The Seattle Police Department has released audio of the fatal shooting of an expectant 30-year-old African-American mother. Police were responding to a burglary call and claimed the woman brandished a knife before officers shot and killed her.
The audio from the Sunday morning encounter is redacted in several places, but includes two unidentified officers speaking bout Charleena Lyles’ mental health and previous calls to the police before they confronted her.
“Hello, good morning,” one of the officers said in the audio. “You call the police?”
The audio is linked to the dash-cam of the patrol cars of both responding officers, police said.
The officer continued to speak to Lyles, who said she left her apartment unlocked when she went out to the store. A child is heard in the background. Police then asks her if she knew who it might have been, and they ask for her name. There is then a break in the recording.
Shortly after, the situation escalates and an officer is heard stating “We need help.”
“Hey! Get back! Get back!” an officer shouts before gunfire erupts.
Police said several children were in the apartment at the time of the shooting and were unhurt. The children were identified by family as two boys and a girl, ages 11, 4 and 1.
In a statement released with the audio, police noted that both officers were equipped with “less lethal force options.”
Police Detective Mark Jamieson told the Seattle Times officers were alerted to “hazard information” in the system after a previous encounter with Lyles.
In an early part of the tape, officers are heard discussing previous calls to Lyles’ apartment, including one for domestic violence which involved Lyles holding a scissors.
Family members said Lyles was several months pregnant and had been struggling with mental-health issues for the past year. They said she was concerned that authorities would take her children, one of whom they said has Down syndrome.
Relatives wondered why police shot her instead of Tasering her.
“Why couldn’t they have Tased her? They could have taken her down. I could have taken her down,” said Monika Williams, Lyles’ sister told the Seattle Times.
She was “tiny,” she said, and believe her race – she is African-American – was a factor.
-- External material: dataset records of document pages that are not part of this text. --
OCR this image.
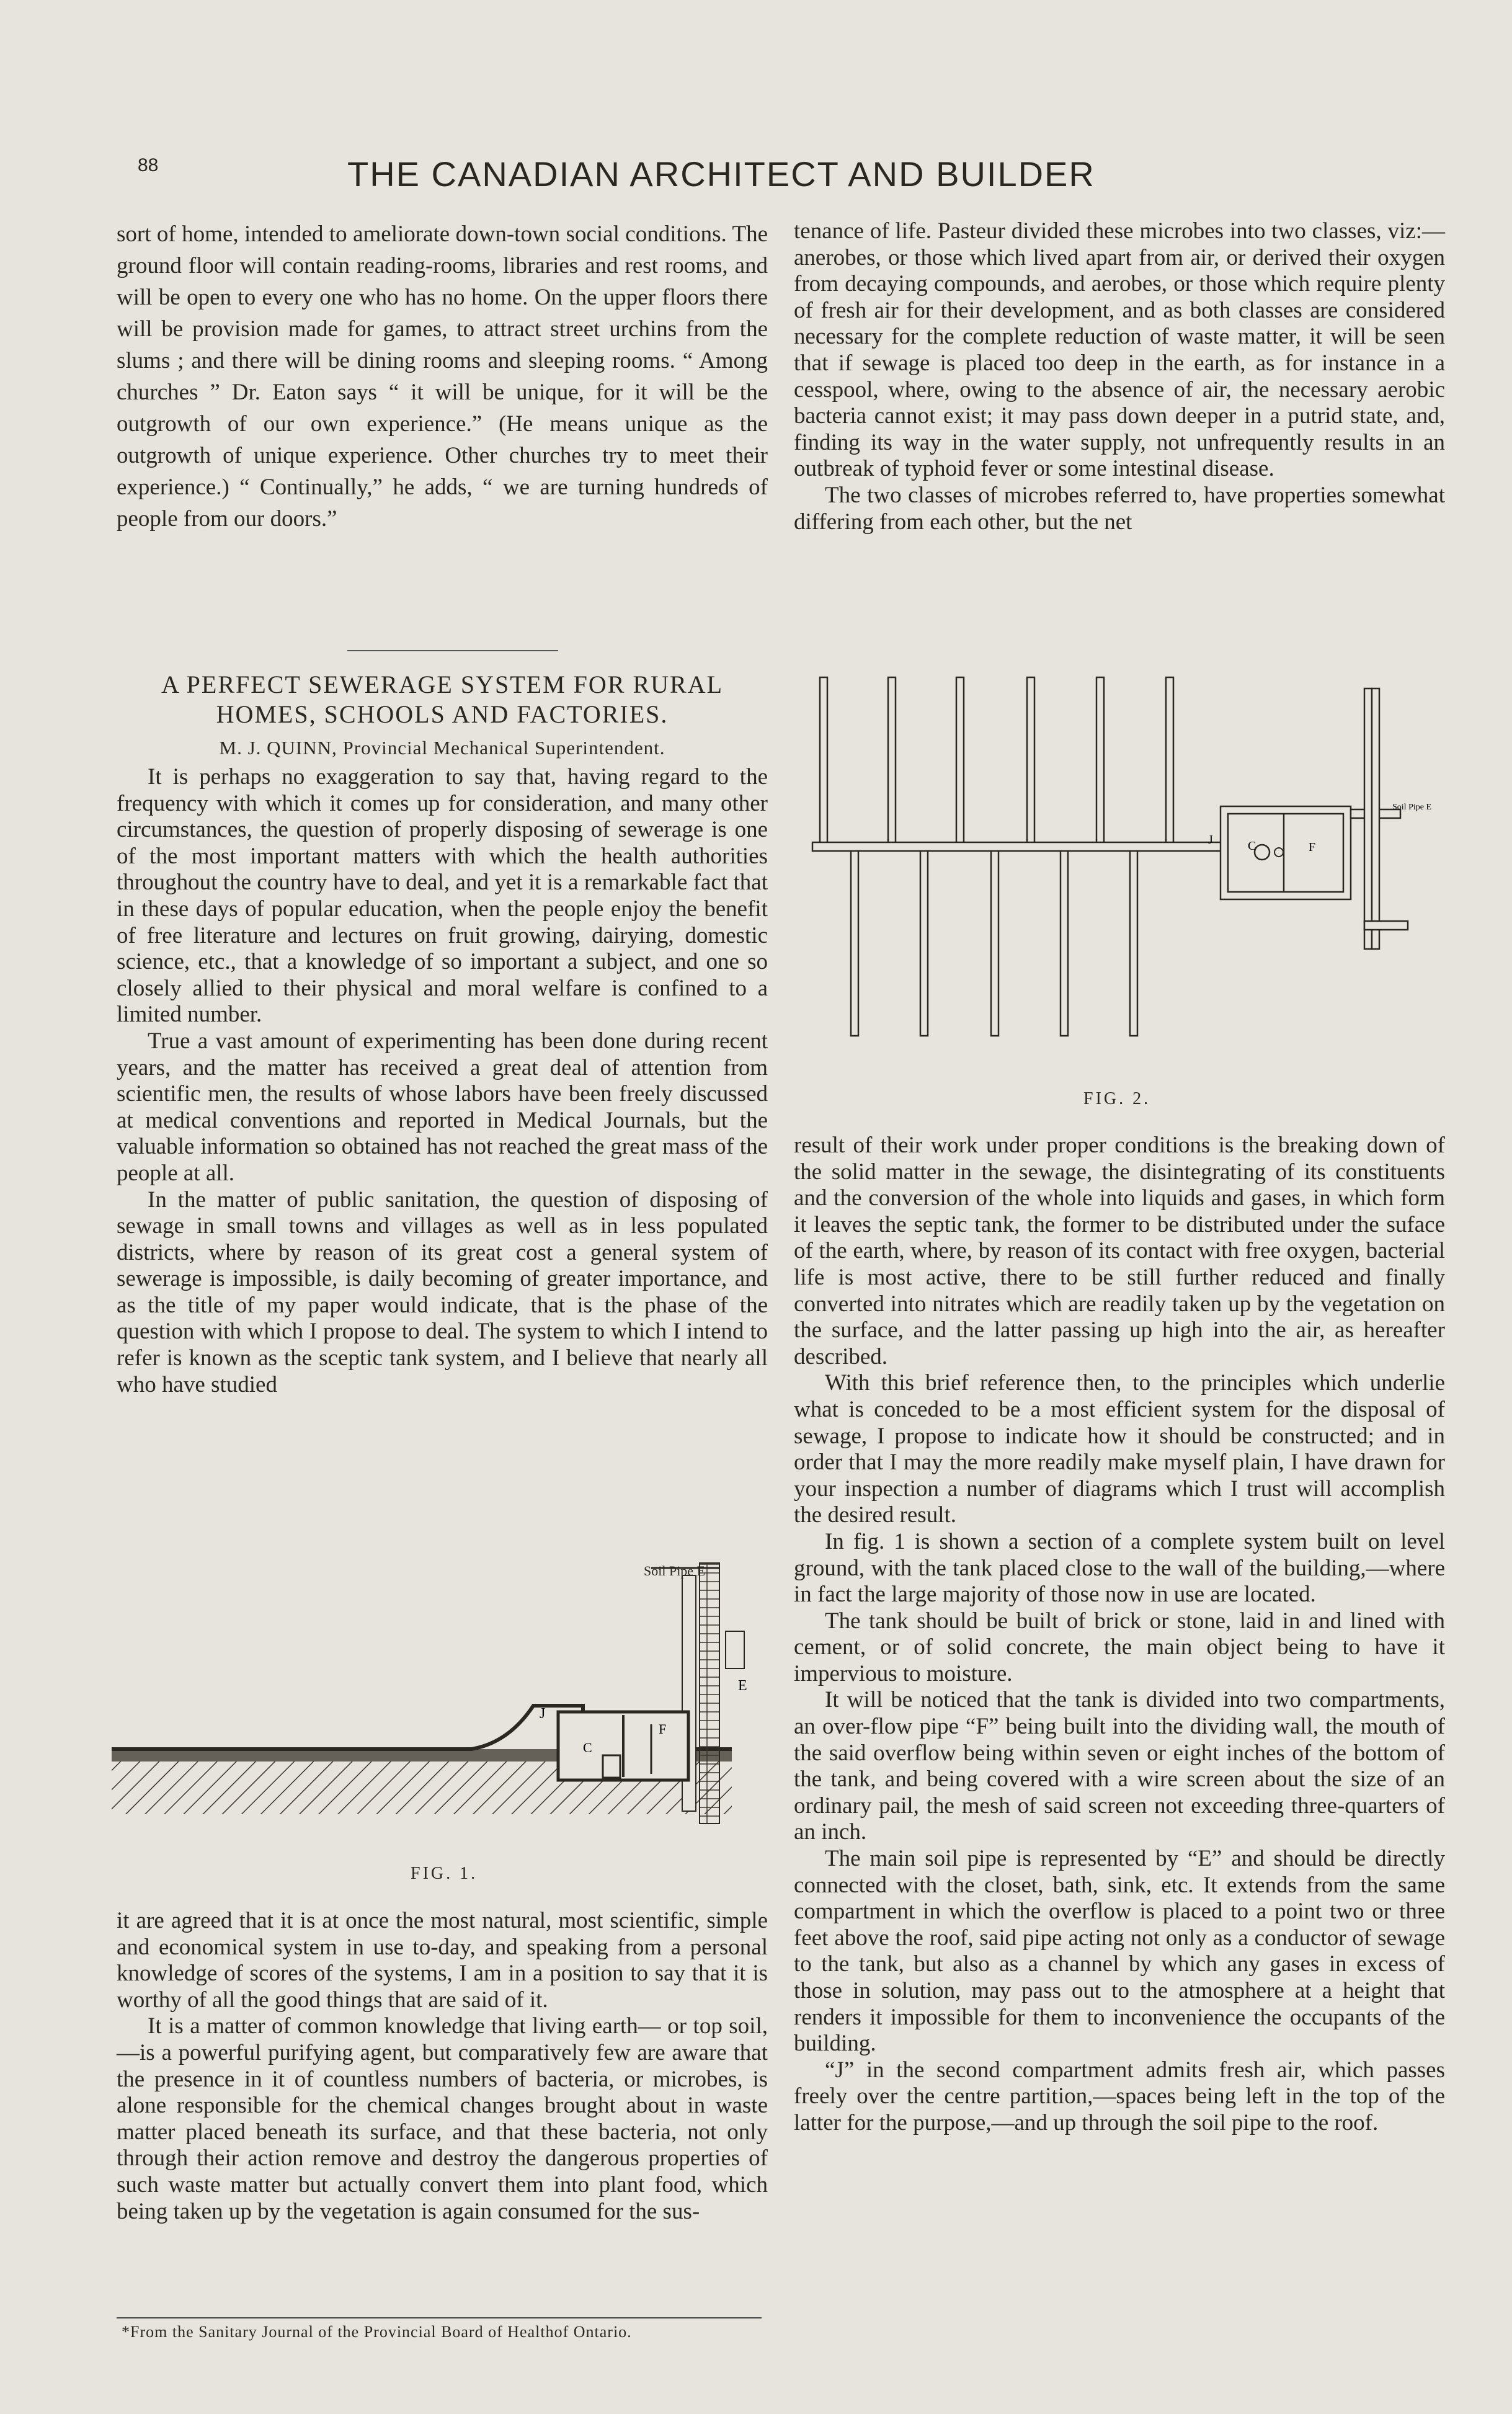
88	THE CANADIAN ARCHITECT AND BUILDER

sort of home, intended to ameliorate down-town social conditions. The ground floor will contain reading-rooms, libraries and rest rooms, and will be open to every one who has no home. On the upper floors there will be provision made for games, to attract street urchins from the slums ; and there will be dining rooms and sleeping rooms. “ Among churches ” Dr. Eaton says “ it will be unique, for it will be the outgrowth of our own experience.” (He means unique as the outgrowth of unique experience. Other churches try to meet their experience.) “ Continually,” he adds, “ we are turning hundreds of people from our doors.”

A PERFECT SEWERAGE SYSTEM FOR RURAL
HOMES, SCHOOLS AND FACTORIES.
M. J. QUINN, Provincial Mechanical Superintendent.

It is perhaps no exaggeration to say that, having regard to the frequency with which it comes up for consideration, and many other circumstances, the question of properly disposing of sewerage is one of the most important matters with which the health authorities throughout the country have to deal, and yet it is a remarkable fact that in these days of popular education, when the people enjoy the benefit of free literature and lectures on fruit growing, dairying, domestic science, etc., that a knowledge of so important a subject, and one so closely allied to their physical and moral welfare is confined to a limited number.

True a vast amount of experimenting has been done during recent years, and the matter has received a great deal of attention from scientific men, the results of whose labors have been freely discussed at medical conventions and reported in Medical Journals, but the valuable information so obtained has not reached the great mass of the people at all.

In the matter of public sanitation, the question of disposing of sewage in small towns and villages as well as in less populated districts, where by reason of its great cost a general system of sewerage is impossible, is daily becoming of greater importance, and as the title of my paper would indicate, that is the phase of the question with which I propose to deal. The system to which I intend to refer is known as the sceptic tank system, and I believe that nearly all who have studied

Soil Pipe E
E
J
C
F
FIG. 1.

it are agreed that it is at once the most natural, most scientific, simple and economical system in use to-day, and speaking from a personal knowledge of scores of the systems, I am in a position to say that it is worthy of all the good things that are said of it.

It is a matter of common knowledge that living earth— or top soil,—is a powerful purifying agent, but comparatively few are aware that the presence in it of countless numbers of bacteria, or microbes, is alone responsible for the chemical changes brought about in waste matter placed beneath its surface, and that these bacteria, not only through their action remove and destroy the dangerous properties of such waste matter but actually convert them into plant food, which being taken up by the vegetation is again consumed for the sus-

*From the Sanitary Journal of the Provincial Board of Healthof Ontario.

tenance of life. Pasteur divided these microbes into two classes, viz:—anerobes, or those which lived apart from air, or derived their oxygen from decaying compounds, and aerobes, or those which require plenty of fresh air for their development, and as both classes are considered necessary for the complete reduction of waste matter, it will be seen that if sewage is placed too deep in the earth, as for instance in a cesspool, where, owing to the absence of air, the necessary aerobic bacteria cannot exist; it may pass down deeper in a putrid state, and, finding its way in the water supply, not unfrequently results in an outbreak of typhoid fever or some intestinal disease.

The two classes of microbes referred to, have properties somewhat differing from each other, but the net

Soil Pipe E
J	C	F
FIG. 2.

result of their work under proper conditions is the breaking down of the solid matter in the sewage, the disintegrating of its constituents and the conversion of the whole into liquids and gases, in which form it leaves the septic tank, the former to be distributed under the suface of the earth, where, by reason of its contact with free oxygen, bacterial life is most active, there to be still further reduced and finally converted into nitrates which are readily taken up by the vegetation on the surface, and the latter passing up high into the air, as hereafter described.

With this brief reference then, to the principles which underlie what is conceded to be a most efficient system for the disposal of sewage, I propose to indicate how it should be constructed; and in order that I may the more readily make myself plain, I have drawn for your inspection a number of diagrams which I trust will accomplish the desired result.

In fig. 1 is shown a section of a complete system built on level ground, with the tank placed close to the wall of the building,—where in fact the large majority of those now in use are located.

The tank should be built of brick or stone, laid in and lined with cement, or of solid concrete, the main object being to have it impervious to moisture.

It will be noticed that the tank is divided into two compartments, an over-flow pipe “F” being built into the dividing wall, the mouth of the said overflow being within seven or eight inches of the bottom of the tank, and being covered with a wire screen about the size of an ordinary pail, the mesh of said screen not exceeding three-quarters of an inch.

The main soil pipe is represented by “E” and should be directly connected with the closet, bath, sink, etc. It extends from the same compartment in which the overflow is placed to a point two or three feet above the roof, said pipe acting not only as a conductor of sewage to the tank, but also as a channel by which any gases in excess of those in solution, may pass out to the atmosphere at a height that renders it impossible for them to inconvenience the occupants of the building.

“J” in the second compartment admits fresh air, which passes freely over the centre partition,—spaces being left in the top of the latter for the purpose,—and up through the soil pipe to the roof.
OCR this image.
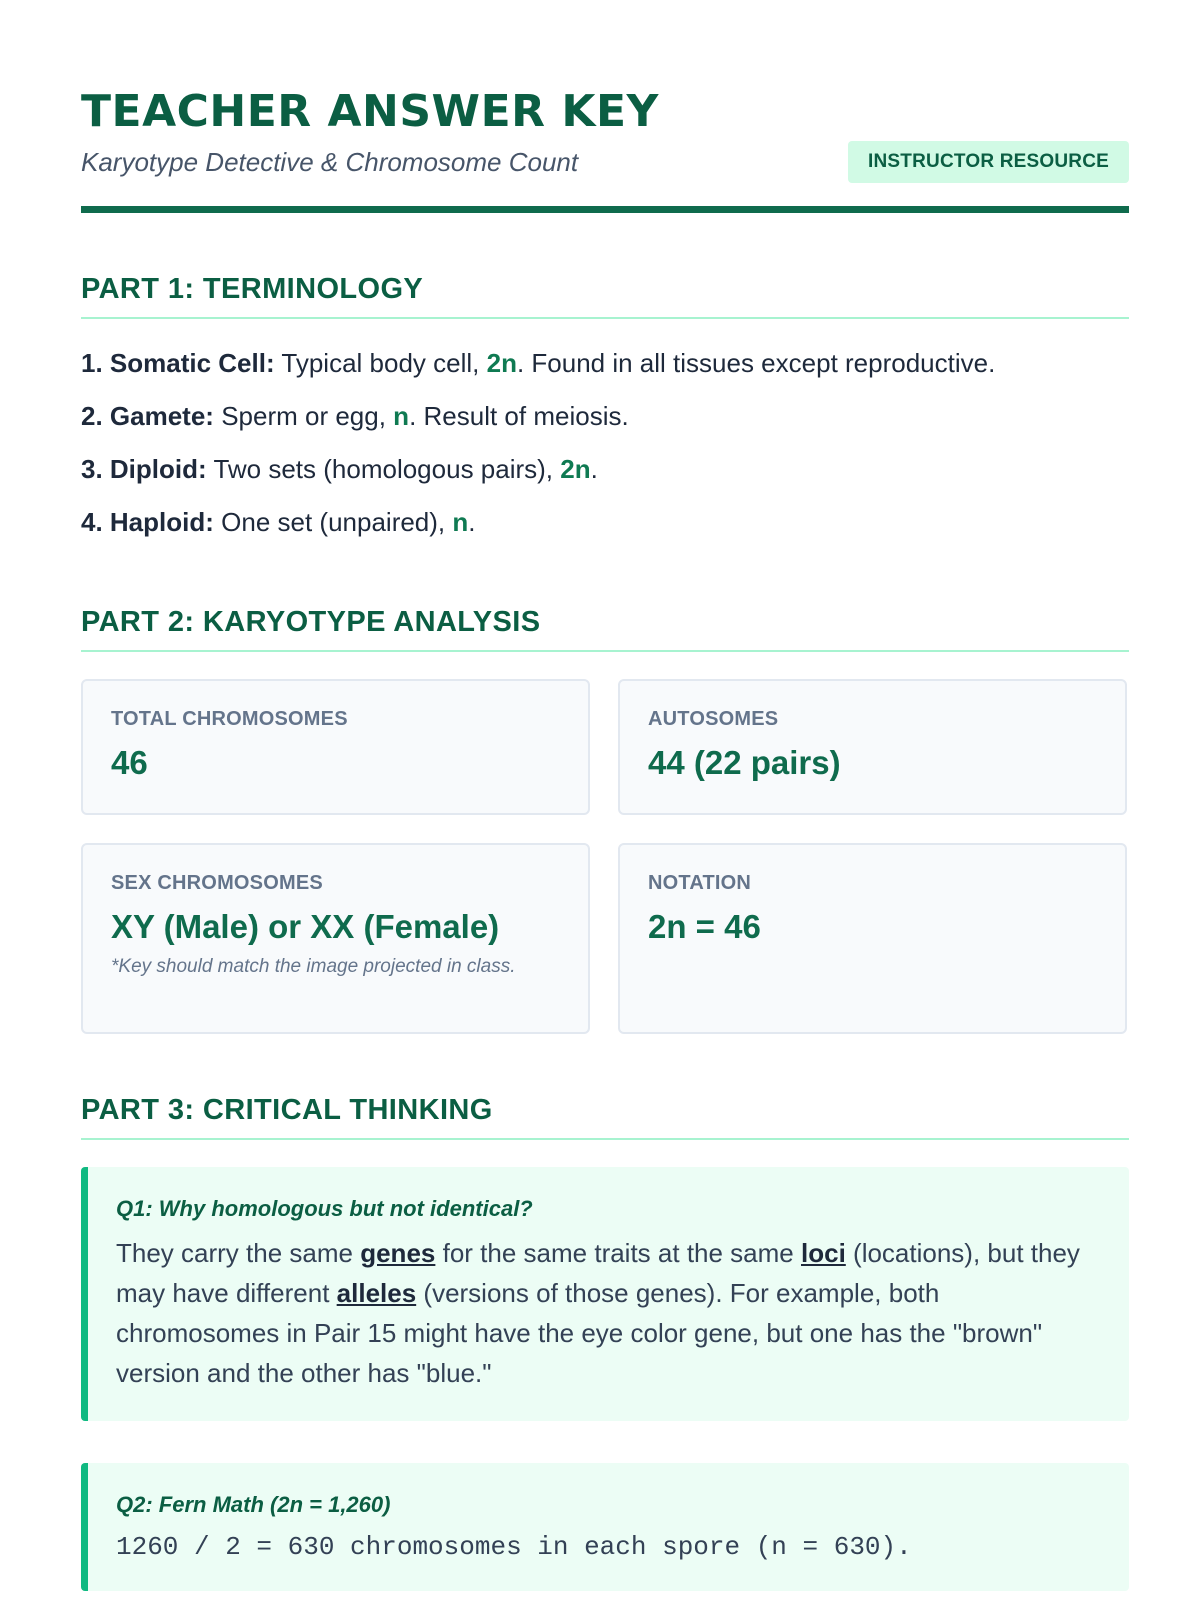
TEACHER ANSWER KEY
Karyotype Detective & Chromosome Count	INSTRUCTOR RESOURCE
PART 1: TERMINOLOGY
1. Somatic Cell: Typical body cell, 2n. Found in all tissues except reproductive.
2. Gamete: Sperm or egg, n. Result of meiosis.
3. Diploid: Two sets (homologous pairs), 2n.
4. Haploid: One set (unpaired), n.
PART 2: KARYOTYPE ANALYSIS
TOTAL CHROMOSOMES
46
AUTOSOMES
44 (22 pairs)
SEX CHROMOSOMES
XY (Male) or XX (Female)
*Key should match the image projected in class.
NOTATION
2n = 46
PART 3: CRITICAL THINKING
Q1: Why homologous but not identical?
They carry the same genes for the same traits at the same loci (locations), but they may have different alleles (versions of those genes). For example, both chromosomes in Pair 15 might have the eye color gene, but one has the "brown" version and the other has "blue."
Q2: Fern Math (2n = 1,260)
1260 / 2 = 630 chromosomes in each spore (n = 630).
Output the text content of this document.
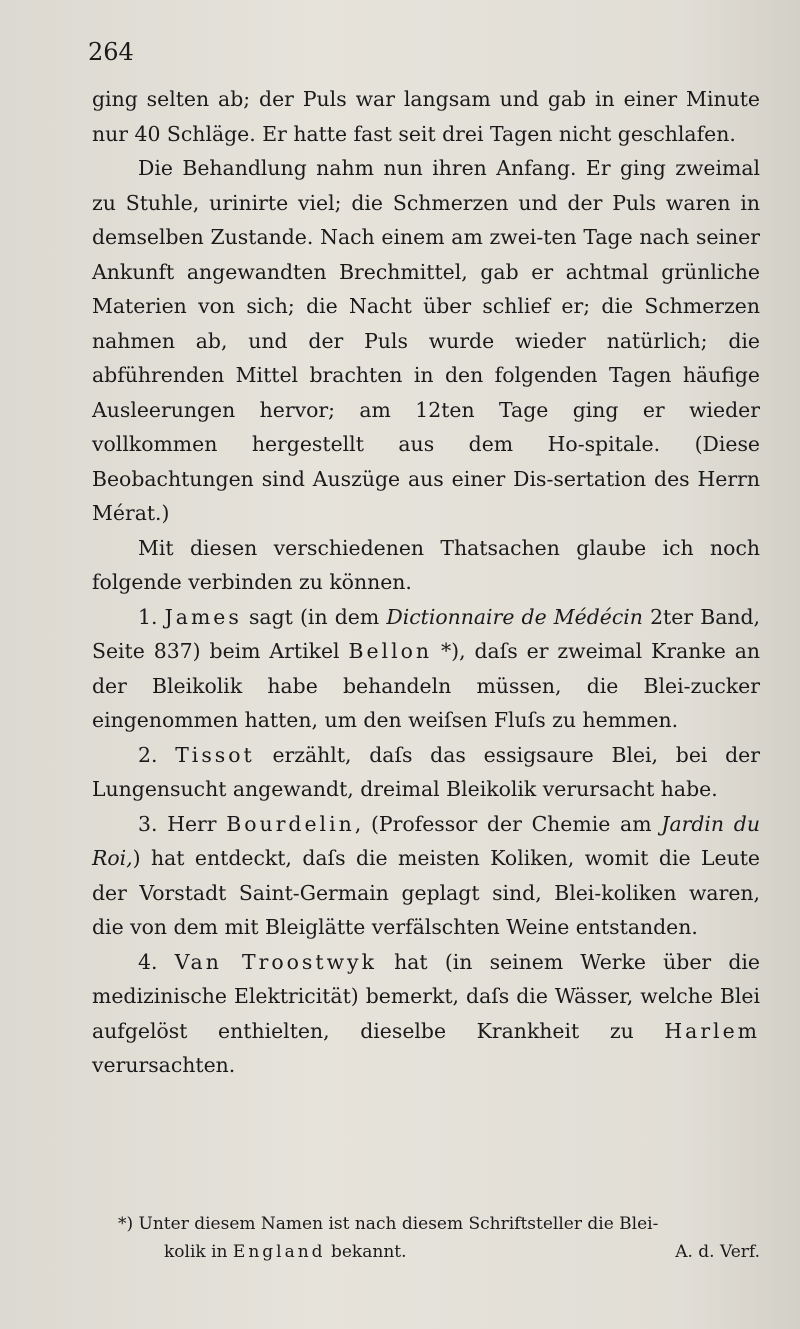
264

ging selten ab; der Puls war langsam und gab in einer Minute nur 40 Schläge. Er hatte fast seit drei Tagen nicht geschlafen.

Die Behandlung nahm nun ihren Anfang. Er ging zweimal zu Stuhle, urinirte viel; die Schmerzen und der Puls waren in demselben Zustande. Nach einem am zwei-ten Tage nach seiner Ankunft angewandten Brechmittel, gab er achtmal grünliche Materien von sich; die Nacht über schlief er; die Schmerzen nahmen ab, und der Puls wurde wieder natürlich; die abführenden Mittel brachten in den folgenden Tagen häufige Ausleerungen hervor; am 12ten Tage ging er wieder vollkommen hergestellt aus dem Ho-spitale. (Diese Beobachtungen sind Auszüge aus einer Dis-sertation des Herrn Mérat.)

Mit diesen verschiedenen Thatsachen glaube ich noch folgende verbinden zu können.

1. James sagt (in dem Dictionnaire de Médécin 2ter Band, Seite 837) beim Artikel Bellon *), daſs er zweimal Kranke an der Bleikolik habe behandeln müssen, die Blei-zucker eingenommen hatten, um den weiſsen Fluſs zu hemmen.

2. Tissot erzählt, daſs das essigsaure Blei, bei der Lungensucht angewandt, dreimal Bleikolik verursacht habe.

3. Herr Bourdelin, (Professor der Chemie am Jardin du Roi,) hat entdeckt, daſs die meisten Koliken, womit die Leute der Vorstadt Saint-Germain geplagt sind, Blei-koliken waren, die von dem mit Bleiglätte verfälschten Weine entstanden.

4. Van Troostwyk hat (in seinem Werke über die medizinische Elektricität) bemerkt, daſs die Wässer, welche Blei aufgelöst enthielten, dieselbe Krankheit zu Harlem verursachten.

*) Unter diesem Namen ist nach diesem Schriftsteller die Blei-
kolik in England bekannt.	A. d. Verf.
The apartment complex is home to formerly homeless people where 400 people live in apartments comprising two, three and four bedrooms.
The SPD has confirmed that both officers were white, one, an 11-year veteran of the force and the other described as “newer to the department.”
Seattle Mayor Ed Murray, in a statement Sunday afternoon, called the incident “a tragedy for all involved.”
“My thoughts are with the many people impacted, including three children and the responding officers,” he said.
The shootings are being reviewed and King’s County Prosecutor’s Office will also review the incident and likely call for a coroner’s inquest.
The Seattle Times reported dozens of people attended a vigil Sunday night for Lyles demanding answers for how officers ended up killing the woman who had called police for help.
The Seattle Police Department has been under a federal consent decree since 2012, after a Department of Justice investigation found its officers routinely engaged in excessive use of force, most often against people with mental or substance abuse problems.
Federal investigators also found evidence of biased policing.
Recently, a federal court-appointed monitor found encouraging signs that the department had made significant progress in its reform programs.